All in all, said my friend, the Americans he had met seemed a rude, mannerless lot, which he had ascribed to their capitalist upbringing. Lysenko and Isaaev had been seatmates on the flight to the United States, and he recalled how he had assured his comrade that the Americans would try every trick in the book to keep them from learning the real truth about capitalist oppression and warmongering in the United States.

"Boris Ivanovich," he said gravely, addressing me in the Russian fashion as Robert, son of John, "I have been all over your country for more than month and I can't tell the difference between your rich and your poor. All your builders put their feet up on their desks; they all walk around in their shirtsleeves and talk loudly. They are capitalists, but they work hard.

"During the war," he went on, "I was an air force navigator and once was shot down over the Black Sea. After two days and nights in the water, I saw a Russian rescue ship bearing down on me, and I remember I cried out, 'Saved at last!' In a way, that's how I feel tonight about going home to my wife and family. Saved at last.

"But still, I wish I could stay longer, get to see more of your country, to know more of your people.

"We have seen a great deal and learned a great deal in these 40 days: all that wealth, and you use it so well; thousands and thousands of new homes going up all over America. We just don't believe that people who are spending so much wealth on their homes and their families are preparing for war against my country, as we have been told so many times.

"Mr. Isaaev and I are not big shots in the Soviet Union. We won't be able to write our stories for Pravda and Izvestia. But our families and our friends will be waiting for us to tell them what we have seen of America. When we left them in Moscow, they were weeping and wailing because we were going to an enemy country. We would never return. Now we are going home, and you must believe me: We will tell them the truth."

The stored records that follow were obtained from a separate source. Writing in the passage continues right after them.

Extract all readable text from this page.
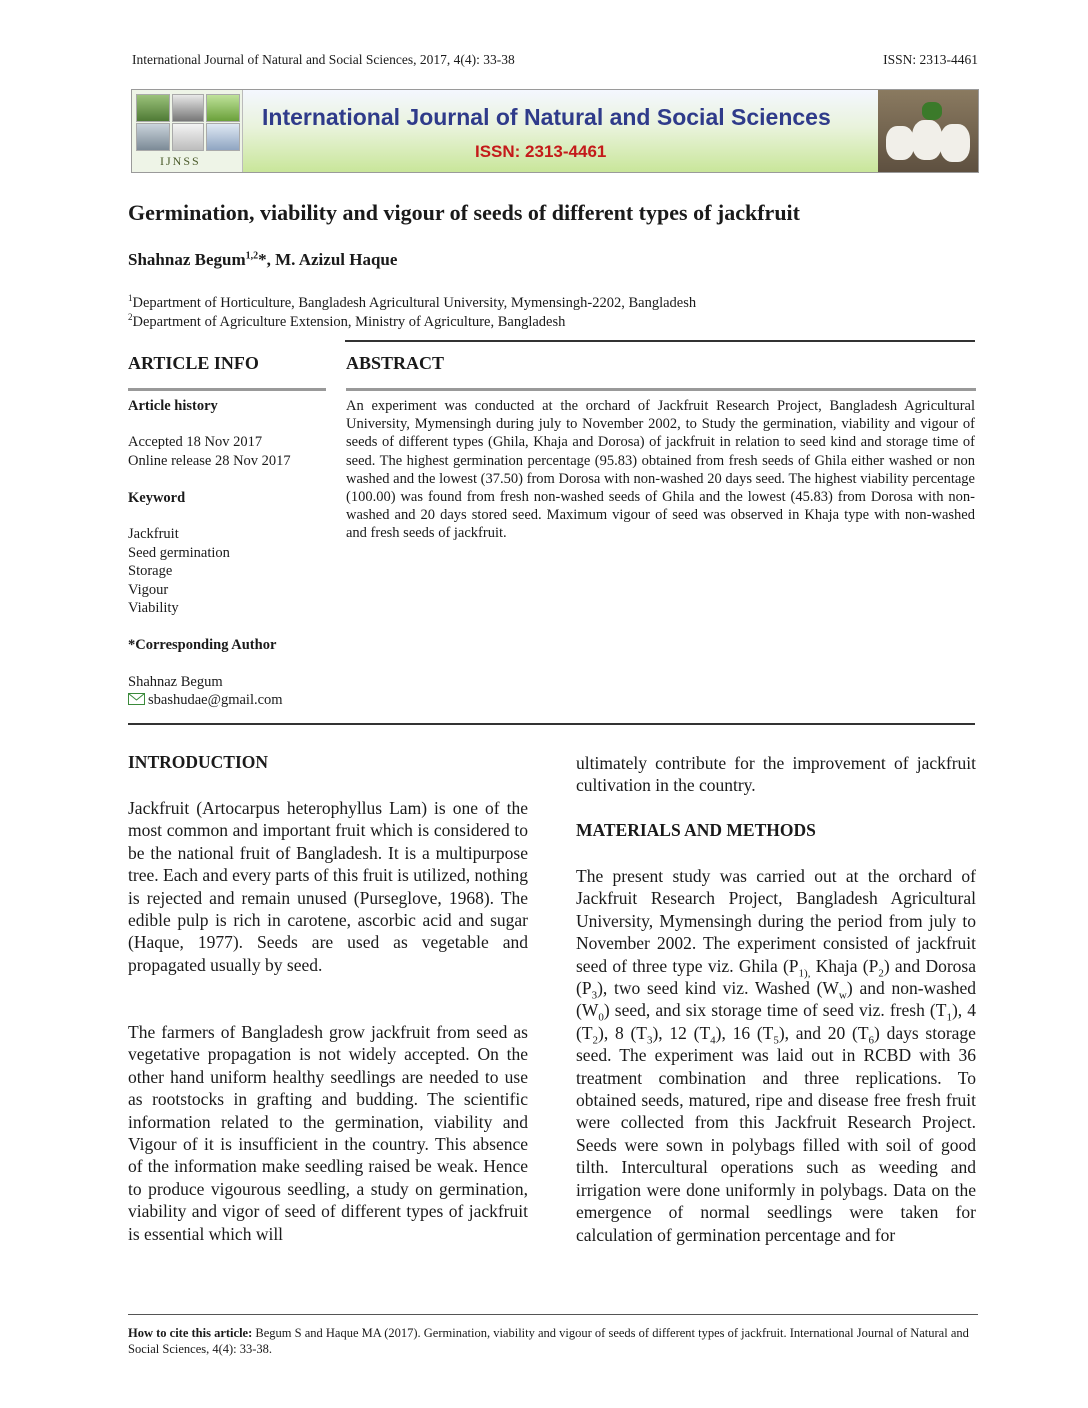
International Journal of Natural and Social Sciences, 2017, 4(4): 33-38	ISSN: 2313-4461
IJNSS
International Journal of Natural and Social Sciences
ISSN: 2313-4461
Germination, viability and vigour of seeds of different types of jackfruit
Shahnaz Begum$^{1,2}$*, M. Azizul Haque
$^1$Department of Horticulture, Bangladesh Agricultural University, Mymensingh-2202, Bangladesh
$^2$Department of Agriculture Extension, Ministry of Agriculture, Bangladesh
ARTICLE INFO	ABSTRACT
Article history
Accepted 18 Nov 2017
Online release 28 Nov 2017
Keyword
Jackfruit
Seed germination
Storage
Vigour
Viability
*Corresponding Author
Shahnaz Begum
sbashudae@gmail.com
An experiment was conducted at the orchard of Jackfruit Research Project, Bangladesh Agricultural University, Mymensingh during july to November 2002, to Study the germination, viability and vigour of seeds of different types (Ghila, Khaja and Dorosa) of jackfruit in relation to seed kind and storage time of seed. The highest germination percentage (95.83) obtained from fresh seeds of Ghila either washed or non washed and the lowest (37.50) from Dorosa with non-washed 20 days seed. The highest viability percentage (100.00) was found from fresh non-washed seeds of Ghila and the lowest (45.83) from Dorosa with non-washed and 20 days stored seed. Maximum vigour of seed was observed in Khaja type with non-washed and fresh seeds of jackfruit.
INTRODUCTION
Jackfruit (Artocarpus heterophyllus Lam) is one of the most common and important fruit which is considered to be the national fruit of Bangladesh. It is a multipurpose tree. Each and every parts of this fruit is utilized, nothing is rejected and remain unused (Purseglove, 1968). The edible pulp is rich in carotene, ascorbic acid and sugar (Haque, 1977). Seeds are used as vegetable and propagated usually by seed.
The farmers of Bangladesh grow jackfruit from seed as vegetative propagation is not widely accepted. On the other hand uniform healthy seedlings are needed to use as rootstocks in grafting and budding. The scientific information related to the germination, viability and Vigour of it is insufficient in the country. This absence of the information make seedling raised be weak. Hence to produce vigourous seedling, a study on germination, viability and vigor of seed of different types of jackfruit is essential which will
ultimately contribute for the improvement of jackfruit cultivation in the country.
MATERIALS AND METHODS
The present study was carried out at the orchard of Jackfruit Research Project, Bangladesh Agricultural University, Mymensingh during the period from july to November 2002. The experiment consisted of jackfruit seed of three type viz. Ghila ($P_{1),}$ Khaja $(P_2)$ and Dorosa $(P_3)$, two seed kind viz. Washed $(W_w)$ and non-washed $(W_0)$ seed, and six storage time of seed viz. fresh $(T_1)$, 4 $(T_2)$, 8 $(T_3)$, 12 $(T_4)$, 16 $(T_5)$, and 20 $(T_6)$ days storage seed. The experiment was laid out in RCBD with 36 treatment combination and three replications. To obtained seeds, matured, ripe and disease free fresh fruit were collected from this Jackfruit Research Project. Seeds were sown in polybags filled with soil of good tilth. Intercultural operations such as weeding and irrigation were done uniformly in polybags. Data on the emergence of normal seedlings were taken for calculation of germination percentage and for
How to cite this article: Begum S and Haque MA (2017). Germination, viability and vigour of seeds of different types of jackfruit. International Journal of Natural and Social Sciences, 4(4): 33-38.
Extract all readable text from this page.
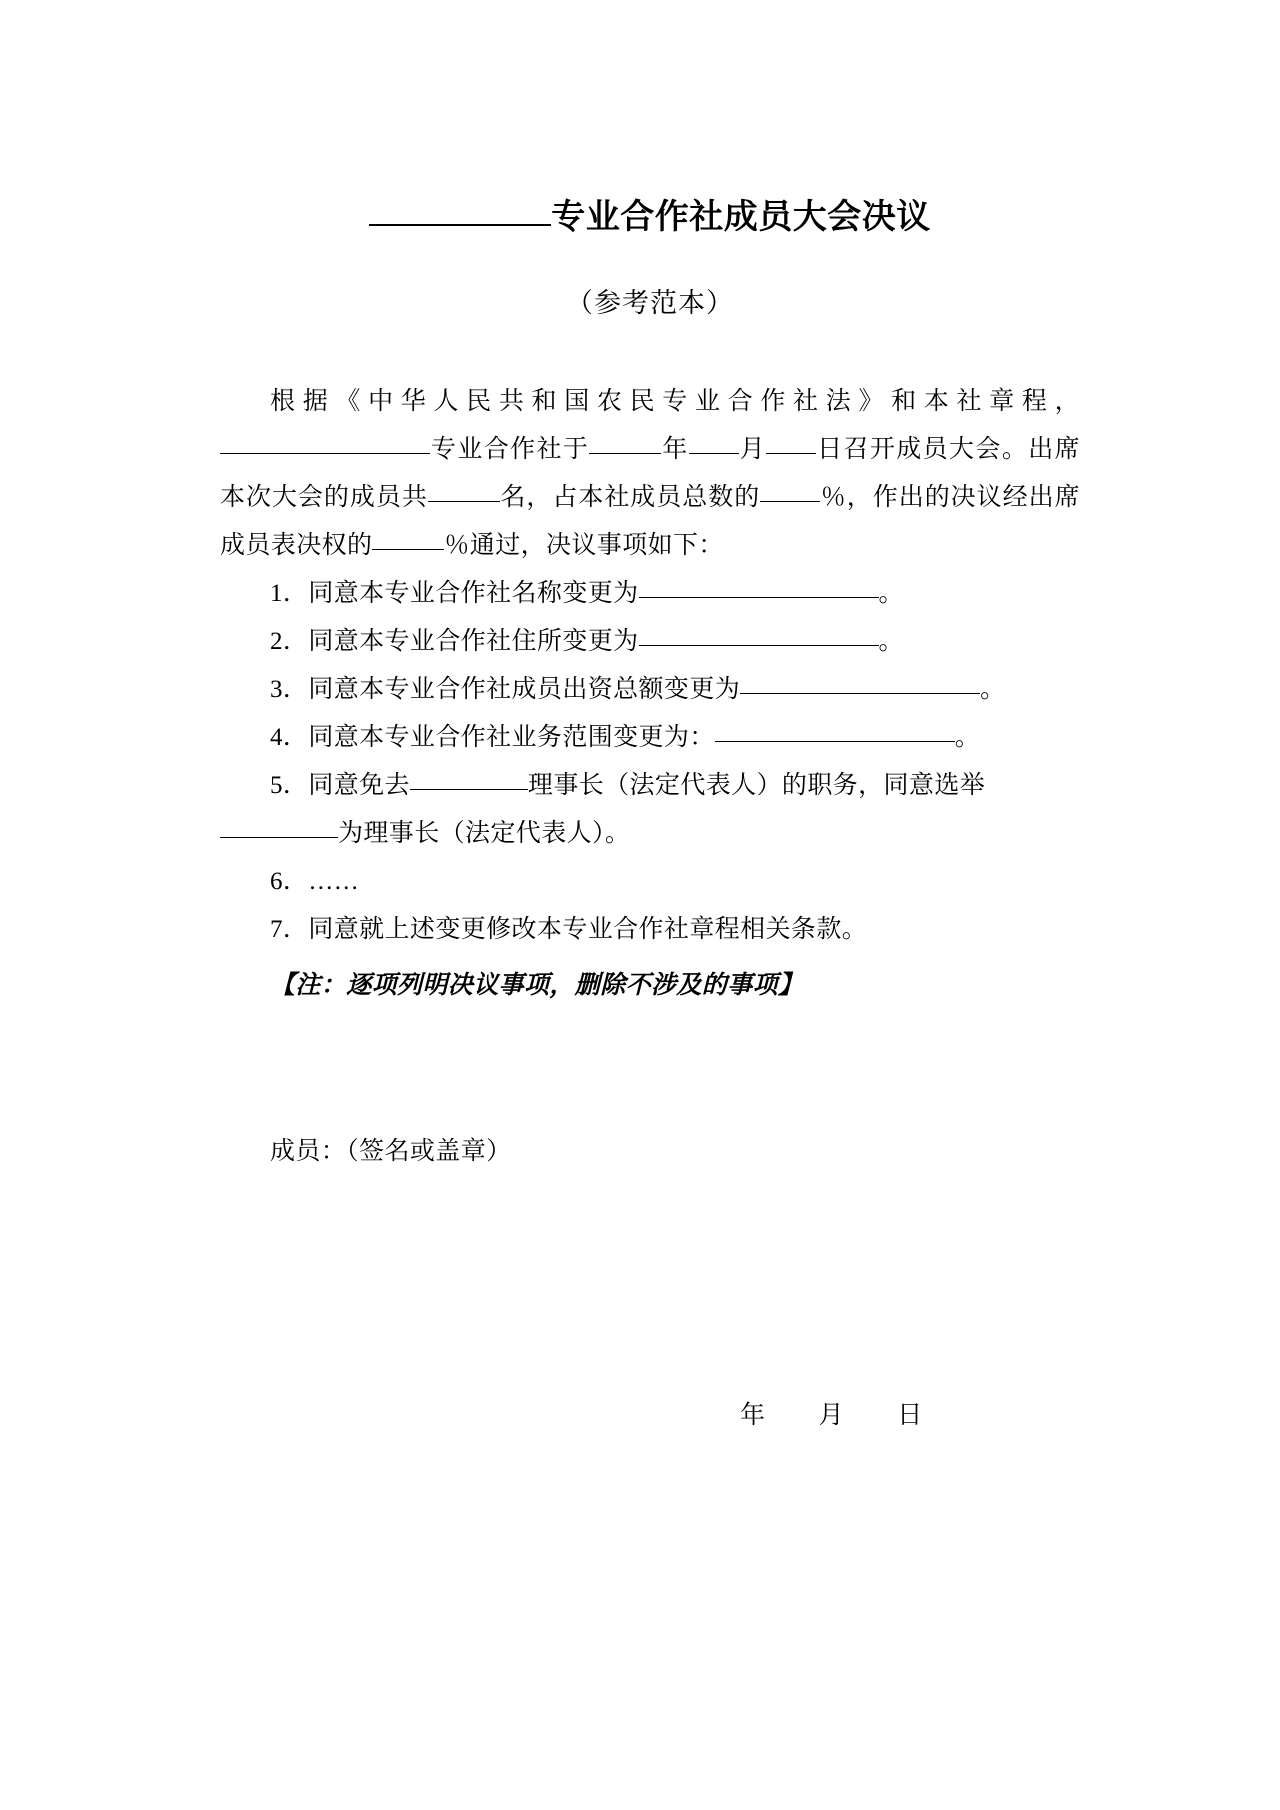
专业合作社成员大会决议
（参考范本）

根据《中华人民共和国农民专业合作社法》和本社章程，专业合作社于	年 月 日召开成员大会。出席本次大会的成员共	名，占本社成员总数的 ％，作出的决议经出席成员表决权的	％通过，决议事项如下：

1．同意本专业合作社名称变更为	。

2．同意本专业合作社住所变更为	。

3．同意本专业合作社成员出资总额变更为	。

4．同意本专业合作社业务范围变更为：	。

5．同意免去	理事长（法定代表人）的职务，同意选举为理事长（法定代表人）。

6．……

7．同意就上述变更修改本专业合作社章程相关条款。

【注：逐项列明决议事项，删除不涉及的事项】

成员：（签名或盖章）

年        月        日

A year passed, and in the summer of 1956, I was in Kiev with an American housing delegation returning the Russian visit. I met against with my friend Lysenko and was introduced to his 16-year-old daughter. A slim, lovely, dark-haired girl, she sat next to me that evening at a performance in the Kiev Opera House. She was quiet as a mouse until there came a loud musical passage on stage. She leaned over an whispered in scarcely accented English: "You must live in a wonderful country. My father has told us all about it."

I felt like jumping out of my seat and shouting, "God Bless America -- and Comrade Lysenko, too." But I restrained myself.

I never saw either of them again. But I've thought of them often.

Maybe detente is really dead and gone, as the pundits are tellung us. Maybe we the people on both sides of the Iron Curtain will never again speak so directly to each other. Perhaps too much has gone wrong: first Hungary and Czechoslovakia, then Vietnam, Poland, Cuba, Cambodia and now Afghanistan.

But when I read and hear today about the death of detente it isn't the men in the Kremlin who come to mind.

I find myself thinking about the girl in the Opera House. And I wonder if she remembers.